A.O.A. : Il n’est pas possible de combattre la violence, le terrorisme et le trafic, sans des armées et des services de sécurité bien outillés. Et en même temps, plus il y a de moyens et plus il y a des tentations. Je pense que dans le Sahel et le Sahara, ce risque peut exister. Il faut le combattre dès le départ, et la meilleure façon est de procéder à des rotations fréquentes dans les commandements, si on veut éviter ce qui s’est passé dans d’autres pays. Cependant, je pense que les armées dans la région ont une grande expérience de la lutte aux frontières et il faut leur donner le bénéfice du doute.
RFI : Quels sont les effets pervers de la crise libyenne sur la sécurité dans le Sahel ?
A.O.A. : Pour moi, le plus grand danger, c’est le retour de combattants aguerris qui n’ont pas de perspectives d’avenir et qui sont prêts à s’engager là où il y a les meilleures offres, que ce soit dans des actions illicites ou pour un combat perdu d’avance. C’est là où vraiment je fais appel à la communauté internationale pour aider les pays du front, du Niger, du Mali et de la Mauritanie, qui en ont le plus besoin, de part la faiblesse de leurs structures et du manque de ressources. Mais surtout, il serait souhaitable qu’il y ait un pardon en Libye, d’abord pour faire des réconciliations, mais aussi pour retenir autant que possible chez eux les Sahéliens qui n’ont pas commis de crimes irréparables.

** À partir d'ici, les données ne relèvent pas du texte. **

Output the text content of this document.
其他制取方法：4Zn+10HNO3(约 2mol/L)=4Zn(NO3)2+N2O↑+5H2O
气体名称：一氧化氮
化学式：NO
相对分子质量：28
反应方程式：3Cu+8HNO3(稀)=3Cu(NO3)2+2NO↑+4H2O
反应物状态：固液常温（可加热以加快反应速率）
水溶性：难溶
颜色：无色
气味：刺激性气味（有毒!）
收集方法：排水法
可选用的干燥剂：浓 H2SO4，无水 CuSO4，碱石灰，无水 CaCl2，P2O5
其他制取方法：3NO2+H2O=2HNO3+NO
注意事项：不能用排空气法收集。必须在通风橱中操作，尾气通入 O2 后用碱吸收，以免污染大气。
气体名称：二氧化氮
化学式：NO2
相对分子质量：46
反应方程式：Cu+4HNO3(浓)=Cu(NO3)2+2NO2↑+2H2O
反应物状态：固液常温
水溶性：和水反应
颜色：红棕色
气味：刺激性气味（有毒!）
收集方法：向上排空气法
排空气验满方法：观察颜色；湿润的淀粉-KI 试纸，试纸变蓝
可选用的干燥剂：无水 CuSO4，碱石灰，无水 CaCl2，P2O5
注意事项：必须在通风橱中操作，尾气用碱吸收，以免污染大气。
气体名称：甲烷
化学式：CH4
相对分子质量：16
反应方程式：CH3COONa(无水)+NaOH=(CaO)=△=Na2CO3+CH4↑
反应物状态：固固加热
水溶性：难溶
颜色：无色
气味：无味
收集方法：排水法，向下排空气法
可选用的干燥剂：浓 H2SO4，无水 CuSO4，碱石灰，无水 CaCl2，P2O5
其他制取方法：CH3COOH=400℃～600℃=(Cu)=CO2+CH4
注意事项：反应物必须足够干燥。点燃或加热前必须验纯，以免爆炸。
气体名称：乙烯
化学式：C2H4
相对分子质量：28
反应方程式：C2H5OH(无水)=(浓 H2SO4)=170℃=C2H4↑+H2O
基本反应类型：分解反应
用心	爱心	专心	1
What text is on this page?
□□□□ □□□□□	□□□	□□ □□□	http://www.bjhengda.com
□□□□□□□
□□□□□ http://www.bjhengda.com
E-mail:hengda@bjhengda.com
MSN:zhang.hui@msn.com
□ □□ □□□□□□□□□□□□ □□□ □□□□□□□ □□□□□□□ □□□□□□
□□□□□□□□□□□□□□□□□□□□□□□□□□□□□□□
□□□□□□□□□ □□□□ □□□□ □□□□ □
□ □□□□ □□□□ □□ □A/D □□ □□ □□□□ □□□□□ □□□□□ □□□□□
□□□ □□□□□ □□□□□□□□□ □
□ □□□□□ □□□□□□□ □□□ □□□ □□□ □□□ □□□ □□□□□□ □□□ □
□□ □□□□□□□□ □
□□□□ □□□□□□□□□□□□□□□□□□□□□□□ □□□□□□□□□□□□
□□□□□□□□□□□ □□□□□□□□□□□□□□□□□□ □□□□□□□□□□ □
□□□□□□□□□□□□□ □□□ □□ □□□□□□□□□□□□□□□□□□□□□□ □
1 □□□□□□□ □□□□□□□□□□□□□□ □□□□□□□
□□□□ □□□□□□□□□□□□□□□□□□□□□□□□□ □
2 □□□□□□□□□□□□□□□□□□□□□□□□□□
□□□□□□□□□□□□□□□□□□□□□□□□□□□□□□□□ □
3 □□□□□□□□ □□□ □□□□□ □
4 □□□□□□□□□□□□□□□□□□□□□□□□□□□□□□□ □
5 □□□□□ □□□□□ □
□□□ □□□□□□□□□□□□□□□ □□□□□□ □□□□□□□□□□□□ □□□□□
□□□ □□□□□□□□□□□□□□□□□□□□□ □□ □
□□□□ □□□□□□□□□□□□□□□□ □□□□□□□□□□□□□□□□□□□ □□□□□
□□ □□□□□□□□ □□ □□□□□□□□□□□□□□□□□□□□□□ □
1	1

RFI : Est-ce que l’arrivée au pouvoir des islamistes dans les pays qui ont connu le « printemps arabe » est une bonne chose pour lutter efficacement contre cet islam radical qui s’exprime jusqu’à présent par le terrorisme ?
A.O.A. : Je pense que tout parti qui accède au pouvoir par le jeu démocratique ne peut être qu’une bonne chose. Il faudrait tout simplement que ce parti respecte les règles qui l’ont amené au pouvoir.
Basé à Nouakchott, le Centre 4S a une vocation régionale puisqu’il couvre une bande allant de la Mauritanie en passant par la Guinée, au sud, et jusqu’au Tchad et au Soudan, à l’est, après avoir longé l’Atlantique et traversé la savane. Ses centres d’études sont la défense et la sécurité de la bande sahélo saharienne, la violence armée et le terrorisme, les rivalités pour le pétrole, le gaz et l’uranium, les migrations irrégulières dans et hors de l’Afrique, la contrebande de cigarettes, la drogue et les trafics humains, etc, l’environnement et les énergies renouvelables. Sa vocation est d’aider la région et ses partenaires internationaux – publics et privés, aussi bien que ceux de la société civile, les universités, les Forums et autres groupes – à davantage collaborer pour assurer la sécurité et la prospérité de la bande sahélo sahélienne.